Winter Rally In Natural Gas Non-Event For Now


The winter rally in US natural gas may have ended even before the winter got going, and the market could struggle to return to $3 levels.

Winter Rally In Natural Gas Non-Event For Now

NatGas Daily Chart

Those who witnessed the jaw-dropping run-up in gas prices to near $5 levels during the past six weeks—and subsequent retrenchments of up to 20 percent in day—may want to preserve that memory.

If the front-month February gas contract on the New York Mercantile Exchange settles Friday’s trade at or around $2.93 per million metric British thermal units (mmBtu), it would be the fifth straight week of losses for the market, to the combined tune of 43 percent.

Those losses are partly because winter 2018/19, which began on December 22, has had fewer cold days compared to the extraordinary chill experienced during the autumn season that ran since September 23.

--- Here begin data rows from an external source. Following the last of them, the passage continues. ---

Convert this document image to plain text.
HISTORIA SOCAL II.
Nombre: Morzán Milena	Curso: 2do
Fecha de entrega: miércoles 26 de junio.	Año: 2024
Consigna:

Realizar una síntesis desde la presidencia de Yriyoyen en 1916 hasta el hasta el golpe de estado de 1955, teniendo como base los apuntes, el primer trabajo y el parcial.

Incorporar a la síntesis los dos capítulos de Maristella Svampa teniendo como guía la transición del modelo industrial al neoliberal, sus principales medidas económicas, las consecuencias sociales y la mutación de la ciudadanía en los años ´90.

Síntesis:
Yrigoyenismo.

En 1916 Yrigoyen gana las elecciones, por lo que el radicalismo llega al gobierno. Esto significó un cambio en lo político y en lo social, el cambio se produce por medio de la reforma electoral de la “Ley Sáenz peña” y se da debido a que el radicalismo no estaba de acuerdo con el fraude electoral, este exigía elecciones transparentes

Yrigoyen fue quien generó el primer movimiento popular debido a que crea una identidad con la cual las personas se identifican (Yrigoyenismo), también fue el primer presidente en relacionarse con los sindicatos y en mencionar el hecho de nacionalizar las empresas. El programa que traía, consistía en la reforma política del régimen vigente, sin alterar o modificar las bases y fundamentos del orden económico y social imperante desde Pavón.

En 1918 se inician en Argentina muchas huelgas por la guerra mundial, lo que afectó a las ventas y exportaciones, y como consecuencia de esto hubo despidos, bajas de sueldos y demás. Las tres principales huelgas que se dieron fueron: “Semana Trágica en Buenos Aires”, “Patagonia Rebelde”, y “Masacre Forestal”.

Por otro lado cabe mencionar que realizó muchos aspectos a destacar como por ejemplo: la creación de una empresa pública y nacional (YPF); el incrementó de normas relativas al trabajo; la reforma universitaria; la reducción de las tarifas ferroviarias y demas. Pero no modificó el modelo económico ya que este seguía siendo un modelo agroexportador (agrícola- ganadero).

No Real Cold Seen Till Mid-Jan

And analysts such as Dominick Chirichella of the Energy Management Institute in New York and Dan Myers of Gelber Associates in Houston expect the weather to remain unseasonably warm for another two weeks at least.

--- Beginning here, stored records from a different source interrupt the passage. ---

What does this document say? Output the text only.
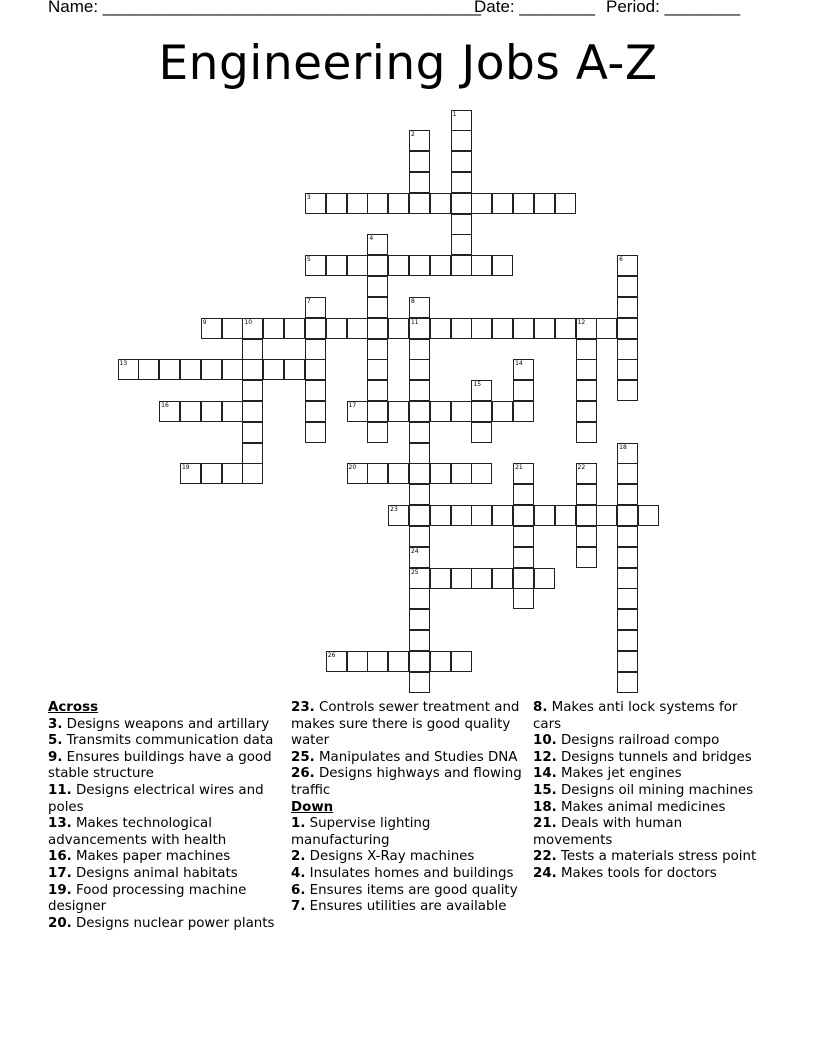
Name: ________________________________________
Date: ________ Period: ________
Engineering Jobs A-Z
1
2
3
4
5	6
7	8
9	10	11	12
13	14
15
16	17
18
19	20	21	22
23
24
25
26
Across
3. Designs weapons and artillary
5. Transmits communication data
9. Ensures buildings have a good stable structure
11. Designs electrical wires and poles
13. Makes technological advancements with health
16. Makes paper machines
17. Designs animal habitats
19. Food processing machine designer
20. Designs nuclear power plants
23. Controls sewer treatment and makes sure there is good quality water
25. Manipulates and Studies DNA
26. Designs highways and flowing traffic
Down
1. Supervise lighting manufacturing
2. Designs X-Ray machines
4. Insulates homes and buildings
6. Ensures items are good quality
7. Ensures utilities are available
8. Makes anti lock systems for cars
10. Designs railroad compo
12. Designs tunnels and bridges
14. Makes jet engines
15. Designs oil mining machines
18. Makes animal medicines
21. Deals with human movements
22. Tests a materials stress point
24. Makes tools for doctors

That means lighter demand for gas-powered heating and fewer drawdowns of the fuel from underground storage showing up in weekly inventory data due from the US Energy Information Administration (EIA) over the next fortnight.

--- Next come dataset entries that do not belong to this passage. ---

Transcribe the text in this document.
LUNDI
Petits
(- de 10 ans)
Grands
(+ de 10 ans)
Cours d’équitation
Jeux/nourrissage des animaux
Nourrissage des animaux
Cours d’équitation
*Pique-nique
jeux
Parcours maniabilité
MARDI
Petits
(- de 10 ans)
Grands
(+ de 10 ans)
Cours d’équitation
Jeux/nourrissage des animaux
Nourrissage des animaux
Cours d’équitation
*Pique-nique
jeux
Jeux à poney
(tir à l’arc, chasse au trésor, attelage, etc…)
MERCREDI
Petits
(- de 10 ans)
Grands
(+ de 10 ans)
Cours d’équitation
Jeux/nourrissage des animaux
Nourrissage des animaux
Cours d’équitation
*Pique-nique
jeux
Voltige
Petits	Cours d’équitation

In fact, the lower draw trend could begin with the EIA data to be issued at 11:00 AM (16:00 GMT) today, where just about 47 billion cubic feet (bcf) is expected to have been used up from last week’s storage compared with the previous week’s drawdown of 193 bcf.

Gas reserves began the 2018/19 cold season at below the 5-year norm, thanks first to strong summer heat, then by the autumn chill, which kept air-conditioners and heaters running on overdrive since June. But with gas production remaining at record highs, the storage deficit has been dwindling and could disappear, if cold weather remains absent for long.

Reuters reports that there were 160 heating degree days (HDDs) last week, compared with 232 HDDs in the same week a year ago and the 30-year norm of 195 HDDs for this period. HDDs account for the number of degrees a day’s average temperature is below 65 degrees Fahrenheit (18 degrees Celsius). The measure is used to estimate demand to heat homes and businesses.

Weak Immediate Demand For Gas-Powered Heating

Analyst Chirichella of the EMI says temperature forecasts are expected to remain above normal for all of the United States until mid- January or longer, keeping gas-powered heating demand lower than usual.

He adds:

“Based on the latest short-term weather projections, the inventory withdrawals are likely to underperform the historical data for the next several weeks, further narrowing the inventory deficit and further reducing the probability of a strong upside surge in prices anytime soon.”

Myers of Gelber & Associates also has a weak outlook for gas demand in the near term.

In a note titled “Winter Rally Crushed”, the Houston-based said he expected NYMEX’s February gas contract to continue seeking support below $3 per mmBtu.

Myers adds:

“Plenty of winter risk remains as we enter the New Year. A flip to successive weeks of significant cold later in January will be needed to remind a now-despondent market of the low storage fears that drove it higher early in the season.”

Funds That Were Long Gas Could Turn Short

Scott Shelton, energy broker at ICAP (LON:NXGN) in Durham, North Carolina, said he expected the majority of gas-focused funds that had been bullish on the market to have liquidated their positions by now. He adds:

“The trend is clearly lower, and the issue from here is that they probably still need to get short though.”

While demand for heating may have waned, gas could have a different saving grace.

A surge in the export capacity of liquefied natural gas has boosted the demand equation for US natural gas since last year. From just around 3 bcf per day a year ago, LNG export capacity is almost at 5 bcfd now. The EIA expects it to reach nearly 9 bcfd by end of 2019, making the United States the country with the third largest LNG exporting capacity after Qatar and Australia.